C++ does not consume additional memory in each raw pointer, and directly calling a method with multiple inheritance is as fast as with single inheritance, but the complexity has not gone away: this approach leads to a significant complication of the object structure, complication of the code of methods – thunks are needed, to complication constructor code and all type casting operations. In the C++ paradigm, these operations are not so frequent, their complexity can be neglected, but if you try to adopt this approach in systems with introspection, or automatic memory management, then each operation with an object requires access to the object header, which stores marker words, counters and flags will require static_cast which, firstly, is not free, and secondly, is incompatible with virtual inheritance. And such an operation will be required every time a reference to an object is copied and deleted, or every time an object is scanned in the case of GC. That is why in C++ smart pointers store a separate pointer to counters and markers, consuming memory just like in Rust/Swift. By the way, the safe dynamic_cast in C++ requires a search in RTTI data, that is, it is comparable in complexity to that in Swift/Java/Go.

To sum up the section, there are problems with method dispatching in multiple inheritance, and the existing solutions leave much to be desired.

Argentum approach

Argentum program example with classes and interfaces (syntax similar to Java)

//
// Объявляем какой-то интерфейс
//
interface Drawable {
    width() int;
    height() int;
    paint(c Canvas);
}

//
// Реализуем этот интерфейс в каком-нибудь классе
//
class Rectangle {
    + Drawable{
        width() int { right - left }
        height() int { bottom - top }
        paint(c Canvas) {
            c.setFill(color);
            c.drawRect(left, top, right, bottom);
        }
    }
    + Serializable { ... }  // Реализуем еще...
    + Focusable { ... }    // ...несколько интерфейсов
    left = 0;       // Поля
    right = 0;
    top = 0;
    bottom = 0;
}

// Создаем экземпляр.
r = Rectangle;

// Вызываем методы интерфейса
w = Window.initCentered("Hello", r.width(), r.height());
r.paint(w);

At the call point r.paint(w); the compiler will build the code:

; rdx - pointer to `w`
; rcx - pointer to `r`
mov rax, Drawable_interface_id + Drawable_paint_method_index
call [rсx]

For each class, the first field is a pointer to the dispatch function.

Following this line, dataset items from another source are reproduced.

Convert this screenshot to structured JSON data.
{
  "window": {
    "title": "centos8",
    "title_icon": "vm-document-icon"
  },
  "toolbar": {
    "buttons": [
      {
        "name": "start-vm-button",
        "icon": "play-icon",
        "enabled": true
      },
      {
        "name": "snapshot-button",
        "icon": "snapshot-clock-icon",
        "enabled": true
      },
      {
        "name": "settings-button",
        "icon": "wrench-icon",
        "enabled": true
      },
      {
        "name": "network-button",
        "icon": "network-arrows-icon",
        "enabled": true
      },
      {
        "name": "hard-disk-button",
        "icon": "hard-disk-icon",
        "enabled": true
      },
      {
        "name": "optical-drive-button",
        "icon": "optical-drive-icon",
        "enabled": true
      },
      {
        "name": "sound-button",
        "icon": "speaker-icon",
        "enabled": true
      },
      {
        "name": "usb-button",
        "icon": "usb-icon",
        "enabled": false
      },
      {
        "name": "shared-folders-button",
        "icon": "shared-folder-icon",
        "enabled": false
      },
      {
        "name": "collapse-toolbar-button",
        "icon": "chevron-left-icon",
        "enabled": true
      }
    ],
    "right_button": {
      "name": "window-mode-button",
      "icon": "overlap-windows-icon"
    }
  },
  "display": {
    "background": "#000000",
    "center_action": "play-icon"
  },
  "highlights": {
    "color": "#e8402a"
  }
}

Our Rectangle will have this function:

Rectangle_dispatch:
	movzx r10, ax
	pext rax, rax, Rectangle_magic_number
	mov rax, Rectangle_interface_table[rax*8]
	jmp [rax + r10*8]

Not all modern processors can pextso for the time being we replace with bextr or:

    and rax, Rectangle_magic_mask
    shr rax, Rectangle_magic_offset

In addition to the dispatch function, Rectangle will have a set of tables:

Rectangle_interface_table:
    dq Rectangle_Drawable_method_table
    dq empty
    dq Rectangle_Serializable_method_table
    dq Rectangle_Focusable_method_table

Rectangle_Drawable_method_table:
    dq Rectangle_Drawable_width   ; method entry points
    dq Rectangle_Drawable_height
    dq Rectangle_Drawable_paint
Rectangle_Serializable_method_table dq ...
Rectangle_Focusable_method_table    dq ...

How and why it works

At the compilation stage, each interface receives a randomly selected unique 48-bit identifier (it is stored in 48 bits of a 64-bit machine word with zeros in the lower 16 bits for the method index).

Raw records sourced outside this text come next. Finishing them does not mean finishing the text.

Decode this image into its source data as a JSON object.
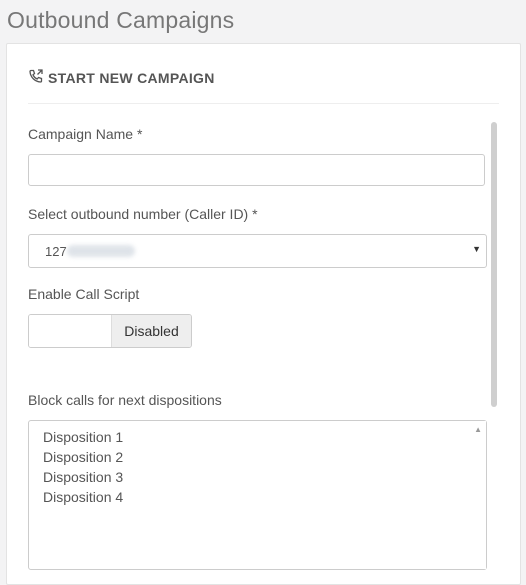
{
  "page": {
    "title": "Outbound Campaigns"
  },
  "panel": {
    "heading": "START NEW CAMPAIGN",
    "heading_icon": "phone-outgoing-icon"
  },
  "form": {
    "campaign_name": {
      "label": "Campaign Name *",
      "value": ""
    },
    "caller_id": {
      "label": "Select outbound number (Caller ID) *",
      "value": "127"
    },
    "call_script": {
      "label": "Enable Call Script",
      "state": "Disabled"
    },
    "block_dispositions": {
      "label": "Block calls for next dispositions",
      "options": [
        "Disposition 1",
        "Disposition 2",
        "Disposition 3",
        "Disposition 4"
      ]
    }
  }
}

When calling an interface method, the caller invokes the correct class manager, passing the interface identifier and the 16-bit index of the method in the interface as a parameter.

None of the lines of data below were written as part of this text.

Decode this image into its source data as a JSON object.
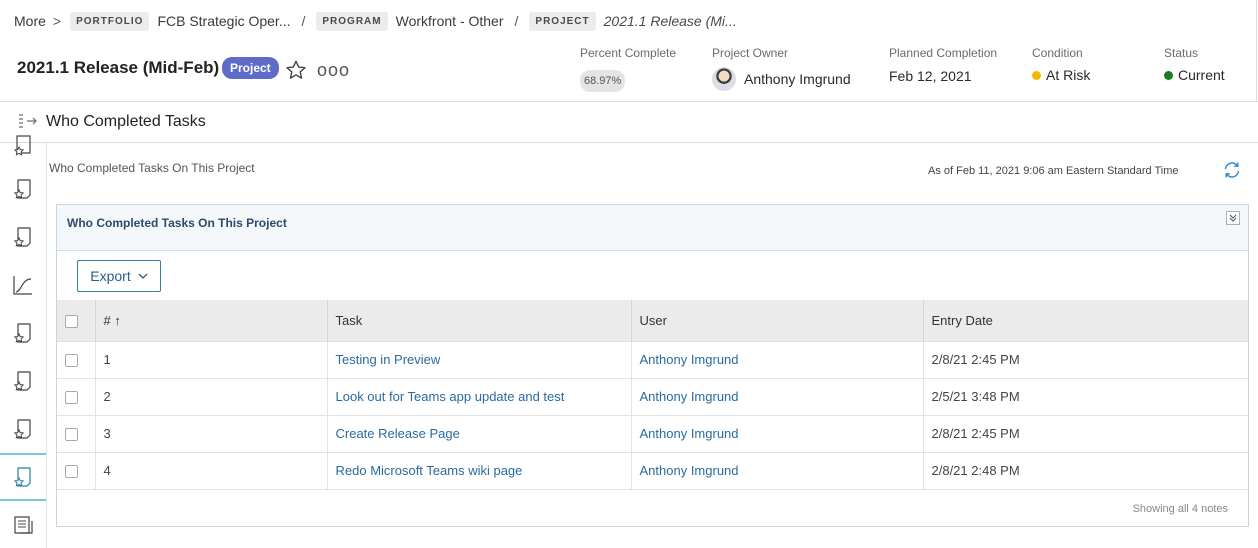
{
  "breadcrumb": {
    "more": "More",
    "portfolio_tag": "PORTFOLIO",
    "portfolio_name": "FCB Strategic Oper...",
    "program_tag": "PROGRAM",
    "program_name": "Workfront - Other",
    "project_tag": "PROJECT",
    "project_name": "2021.1 Release (Mi..."
  },
  "header": {
    "title": "2021.1 Release (Mid-Feb)",
    "badge": "Project",
    "more_icon": "ooo",
    "percent_complete": {
      "label": "Percent Complete",
      "value": "68.97%"
    },
    "project_owner": {
      "label": "Project Owner",
      "value": "Anthony Imgrund"
    },
    "planned_completion": {
      "label": "Planned Completion",
      "value": "Feb 12, 2021"
    },
    "condition": {
      "label": "Condition",
      "value": "At Risk",
      "color": "#f5b800"
    },
    "status": {
      "label": "Status",
      "value": "Current",
      "color": "#1a7f1a"
    }
  },
  "section": {
    "title": "Who Completed Tasks"
  },
  "rail": {
    "icons": [
      "report-icon",
      "report-icon",
      "report-icon",
      "chart-icon",
      "report-icon",
      "report-icon",
      "report-icon",
      "report-icon",
      "notes-icon"
    ],
    "active_index": 7
  },
  "content": {
    "title": "Who Completed Tasks On This Project",
    "asof": "As of  Feb 11, 2021 9:06 am Eastern Standard Time"
  },
  "panel": {
    "title": "Who Completed Tasks On This Project",
    "export_label": "Export",
    "columns": {
      "num": "# ↑",
      "task": "Task",
      "user": "User",
      "entry_date": "Entry Date"
    },
    "rows": [
      {
        "num": "1",
        "task": "Testing in Preview",
        "user": "Anthony Imgrund",
        "date": "2/8/21 2:45 PM"
      },
      {
        "num": "2",
        "task": "Look out for Teams app update and test",
        "user": "Anthony Imgrund",
        "date": "2/5/21 3:48 PM"
      },
      {
        "num": "3",
        "task": "Create Release Page",
        "user": "Anthony Imgrund",
        "date": "2/8/21 2:45 PM"
      },
      {
        "num": "4",
        "task": "Redo Microsoft Teams wiki page",
        "user": "Anthony Imgrund",
        "date": "2/8/21 2:48 PM"
      }
    ],
    "footer": "Showing all 4 notes"
  },
  "colors": {
    "accent": "#5e6bc8",
    "link": "#2a6aa0",
    "active_rail": "#7ac7db"
  }
}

The dispatcher must distinguish between these identifiers the interfaces implemented in this class. It does not matter how many classes and how many interfaces exist in the application. There may be hundreds or thousands of them. It is important to distinguish only the interfaces of a given class, which are few or, in the worst case, dozens. Moreover, thanks to strong typing, we have a guarantee that only the correct interface identifiers will come (pro dynamic_castwhich it provides us in runtime – below).

If there is only one interface, the dispatcher skips interface selection and immediately transfers control by method index.

MyClass1_dispatcher:
	movzx rax, ax
    jmp MyClass1_InterfaceX_methods[rax*8]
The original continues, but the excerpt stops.